London mayor Sadiq Khan has announced a £13m fund for public, private and third sector businesses to transform the Royal Docks. The grant money aims to “make it a more attractive place to live, work, visit and invest”.
And it couldn’t have come at a better time, as Khan and team prepare to relocate City Hall to the area. A spruce-up ahead of a potential move to the Crystal (pictured) next December would definitely soften the shift from the South Bank to the Docklands.
The money could also come in handy for building owners GLA Land & Property. The day before the fund was announced the GLA revealed the move will cost around £18m, with £10m in dilapidation costs for its current home. Diary expects it won’t be so lucky to get any funds for regeneration in SE1 though.
What a racket!
Diary was kept on tenterhooks until well past 10pm last week for Hammersmith & Fulham Council’s decision on Westfield London’s plans to turn its House of Fraser store into flexible workspace. However, there were plenty of heated discussions in the lead-up to it that kept us entertained.
One of these – an applicant’s retrospective application to install padel tennis courts at Bishops Park – was the subject of much consternation. But what, Diary wondered, is padel tennis? Thankfully, one naysayer had the answers.
“The game is fast paced, and balls hit the ground and the walls at high speed,” she described to a straight-faced committee. It also produces many “screams of excitement”, arguably even more than traditional tennis does. Diary was equally impressed and intimidated.
Sparks also flew when the committee chair’s late evening proclamation to move on to the Westfield vote was loudly interrupted with “Agreed!” by one particularly outspoken councillor. “Because of the online nature of this meeting, I still have to do the roll call, unfortunately,” the chair said composedly, to which he replied that she could “always ask if anybody is opposed”. Unruffled, the chair stuck to her guns, to which the councillor shrugged: “You’re the chair.” She got the final word in, though – “I am!”
Nowhere to sitcom
Anyone who watched Friends will have wondered how those 20-somethings could afford to live in their multi-bedroomed, New York loft apartments on what could only be low-paying salaries. Diary certainly has. Surely, if a fictional flatshare in New York is anything like a real flatshare in any UK city, the open-plan living room in Monica’s flat, the scene of so many Friends moments, would have been utilised as a bedroom. Luckily for us, our friends at flatsharing site SpareRoom have had a play around on the computer and visualised what Monica’s iconic apartment would look like without a living room. Diary still thinks it looks massive and if anyone complains about living in a space like Monica’s, they should have come and lived with this Diary writer in their flat in Penge.

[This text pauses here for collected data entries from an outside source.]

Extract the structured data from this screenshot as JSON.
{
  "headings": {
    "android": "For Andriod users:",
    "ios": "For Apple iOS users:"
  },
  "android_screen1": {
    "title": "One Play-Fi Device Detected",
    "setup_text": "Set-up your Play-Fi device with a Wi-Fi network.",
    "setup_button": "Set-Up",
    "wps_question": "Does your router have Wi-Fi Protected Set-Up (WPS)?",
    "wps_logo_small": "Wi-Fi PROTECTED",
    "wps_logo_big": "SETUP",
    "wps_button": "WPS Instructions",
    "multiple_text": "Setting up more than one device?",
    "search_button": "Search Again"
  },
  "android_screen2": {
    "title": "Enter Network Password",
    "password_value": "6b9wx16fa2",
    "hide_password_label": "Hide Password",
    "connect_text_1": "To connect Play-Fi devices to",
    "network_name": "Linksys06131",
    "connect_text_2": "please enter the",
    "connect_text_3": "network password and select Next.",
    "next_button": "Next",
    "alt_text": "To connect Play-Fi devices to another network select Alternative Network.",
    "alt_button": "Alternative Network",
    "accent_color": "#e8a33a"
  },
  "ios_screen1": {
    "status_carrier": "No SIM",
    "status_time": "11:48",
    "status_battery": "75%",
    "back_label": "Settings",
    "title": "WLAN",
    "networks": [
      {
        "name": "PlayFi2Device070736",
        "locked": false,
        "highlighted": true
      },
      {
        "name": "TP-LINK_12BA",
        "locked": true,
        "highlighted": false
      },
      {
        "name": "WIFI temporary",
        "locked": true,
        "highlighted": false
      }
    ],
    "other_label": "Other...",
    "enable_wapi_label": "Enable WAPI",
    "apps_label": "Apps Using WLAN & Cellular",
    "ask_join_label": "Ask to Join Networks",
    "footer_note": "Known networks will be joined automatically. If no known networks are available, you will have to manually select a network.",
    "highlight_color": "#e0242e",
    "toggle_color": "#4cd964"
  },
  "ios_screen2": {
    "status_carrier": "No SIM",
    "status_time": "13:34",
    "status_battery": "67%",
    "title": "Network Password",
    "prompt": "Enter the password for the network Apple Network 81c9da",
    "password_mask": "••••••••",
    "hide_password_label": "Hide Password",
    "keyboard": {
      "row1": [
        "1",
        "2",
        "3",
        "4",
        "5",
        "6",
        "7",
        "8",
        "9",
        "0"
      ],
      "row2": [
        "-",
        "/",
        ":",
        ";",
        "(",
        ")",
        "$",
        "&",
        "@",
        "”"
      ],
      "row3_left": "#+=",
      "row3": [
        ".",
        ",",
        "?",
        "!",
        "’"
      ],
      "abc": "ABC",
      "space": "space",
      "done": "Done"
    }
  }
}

How the rise in divorce put an end to the gospel hall
When the Plymouth Brethren left their gospel hall in Waltham Cross for a new building some miles to the north, Diary wonders if they might have prayed for a different use for their former meeting place. A new self-storage unit and attached Lidl supermarket may well be just what the people of Waltham Cross need, but will Lok’nStore’s 100,000 sq ft proposals be welcomed by the site’s former occupiers when they learn that divorce is one of the potential factors behind the growth of the self-storage sector? According to a Savills report, filed with Lok’nStore’s planning application, divorced or separated people are more than twice as likely to use self-storage than the rest of the population. Praise be.
Size matters
A momentous day for the PM’s Project Speed last week saw housing secretary Robert Jenrick present radical plans to parliament to allow redevelopment of vacant commercial buildings for flats free from the shackles of planning consent. An announcement commending the controversial permitted development rights was swiftly followed by a second, less-enthusiastic report. The Ministry of Housing, Communities and Local Government-commissioned study into said PDR concluded that these homes are, in fact, worse, and raised concerns over the “health, wellbeing and quality of life” of residents.
Housing select committee chair Clive Betts took the opportunity to alert Boris Johnson of the findings the next day at PMQs.
Betts explained that the report found homes as small as 16 sq m.
“To put this in context for the prime minister, 16 sq m is just about the size of the base of the ministerial limousine that he gets driven around in each day,” he said. “Will he now change the rules and ensure that we never again allow slums to be built and people to be asked to live in a space as small as his ministerial car?”